December 07, 2022
December 07, 2022
Thank you for the opportunity to submit testimony in opposition to House Joint Resolution 6 on behalf of Policy Matters Ohio.
Policy Matters is a non-profit research institute that works to give all Ohioans the tools and opportunities to live happy, healthy lives, no matter where they live or what they look like. We believe that fundamentally, many of you want the same thing for Ohioans. HJR 6 undermines that goal.
Most Ohioans believe that having the freedom to hold our government accountable is sacrosanct. That freedom underpins our entire democratic system. When a few self-interested politicians find new ways to rig the rules to advance an unpopular agenda, they’re not simply pursuing policy goals — they’re undermining centuries of mutual trust and respect built between the people and our government.
When we, the people, go to the polls to elect our representatives, we’re trusting that those we put in power will act in good faith, with our best interests in mind. And conversely, our elected leaders must trust the people they represent to know best what we need and respect our collective voice.
Lately, it seems like a handful of Ohio politicians don’t trust the people of our state — and may even hold us in contempt. They seem to find every way possible to override the will of the people, including racialized voter purges, gerrymandering, flagrant defiance of court orders, and now this: House Joint Resolution 6, which would hamstring Ohio citizens’ ability to amend the constitution at the ballot.
Secretary LaRose and sponsor Rep. Brian Stewart are undoubtedly aware that groups of Ohioans are working on ballot initiatives to protect abortion rights, raise the minimum wage and fix our deeply flawed redistricting process. Could the sudden urgency to pass HJR 6 be because LaRose, Stewart and other supporters know that Ohioans have very different views on these issues than they do?
In fact, Ohioans’ opinions often diverge from those of our elected officials. For example, Policy Matters recently commissioned Data for Progress to poll Ohioans on an array of issues. After years of tax cuts for the wealthy and corporations, lawmakers are talking seriously about abolishing the state income tax. Yet 71% of people polled said they’d like the wealthiest Ohioans to contribute more.

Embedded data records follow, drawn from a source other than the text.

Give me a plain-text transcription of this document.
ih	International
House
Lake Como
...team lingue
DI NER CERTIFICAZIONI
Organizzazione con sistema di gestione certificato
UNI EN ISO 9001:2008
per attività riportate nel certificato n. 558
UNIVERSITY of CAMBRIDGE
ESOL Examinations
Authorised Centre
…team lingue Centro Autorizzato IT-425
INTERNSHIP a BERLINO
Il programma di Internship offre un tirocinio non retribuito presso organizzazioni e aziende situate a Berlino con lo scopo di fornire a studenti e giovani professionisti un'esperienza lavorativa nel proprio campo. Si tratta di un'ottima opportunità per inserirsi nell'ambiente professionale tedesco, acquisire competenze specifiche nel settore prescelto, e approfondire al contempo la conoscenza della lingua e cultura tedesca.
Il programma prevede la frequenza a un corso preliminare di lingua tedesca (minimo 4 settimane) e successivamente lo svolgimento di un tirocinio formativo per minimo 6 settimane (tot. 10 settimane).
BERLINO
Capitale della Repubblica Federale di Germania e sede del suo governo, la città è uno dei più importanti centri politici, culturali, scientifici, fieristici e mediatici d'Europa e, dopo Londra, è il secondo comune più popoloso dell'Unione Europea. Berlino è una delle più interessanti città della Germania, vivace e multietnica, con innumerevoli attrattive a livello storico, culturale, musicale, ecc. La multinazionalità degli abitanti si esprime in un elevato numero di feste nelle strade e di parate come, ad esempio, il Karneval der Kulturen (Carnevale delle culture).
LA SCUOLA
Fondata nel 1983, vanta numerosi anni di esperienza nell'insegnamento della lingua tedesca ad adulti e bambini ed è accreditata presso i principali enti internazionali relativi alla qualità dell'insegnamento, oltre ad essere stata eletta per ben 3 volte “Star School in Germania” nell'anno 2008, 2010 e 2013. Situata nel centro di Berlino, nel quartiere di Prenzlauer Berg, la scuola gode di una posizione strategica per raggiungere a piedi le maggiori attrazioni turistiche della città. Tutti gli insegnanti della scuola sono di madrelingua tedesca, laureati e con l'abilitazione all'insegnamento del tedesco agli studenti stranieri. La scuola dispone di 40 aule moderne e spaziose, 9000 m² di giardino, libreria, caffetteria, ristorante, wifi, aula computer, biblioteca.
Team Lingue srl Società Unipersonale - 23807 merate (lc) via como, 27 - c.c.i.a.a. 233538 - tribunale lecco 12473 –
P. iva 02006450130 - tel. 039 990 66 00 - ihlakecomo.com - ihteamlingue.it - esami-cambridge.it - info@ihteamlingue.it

In 2006 Ohioans came together to raise the minimum wage and peg it to inflation, but it’s woefully short of where it was a half century ago. Sixty percent of people polled said they support a $15 minimum wage, but lawmakers have allowed bills to raise the wage to sit in committee. In fact, it took a citizen-led amendment to raise the minimum wage in 2006.
By passing HJR 6, you’d be wiping away more than a century of majority rule in our state — and thumbing your nose at the will of the people. You’d signal to the people who have entrusted you to govern that you don’t respect their voices, and you don’t value their freedom. And without that mutual respect, our entire system of government can falter. Instead, you can be the leaders who show the nation that in Ohio, our elected officials respect the will of the people, even if it sometimes differs from their own. You can show the nation that in Ohio, our freedoms still matter.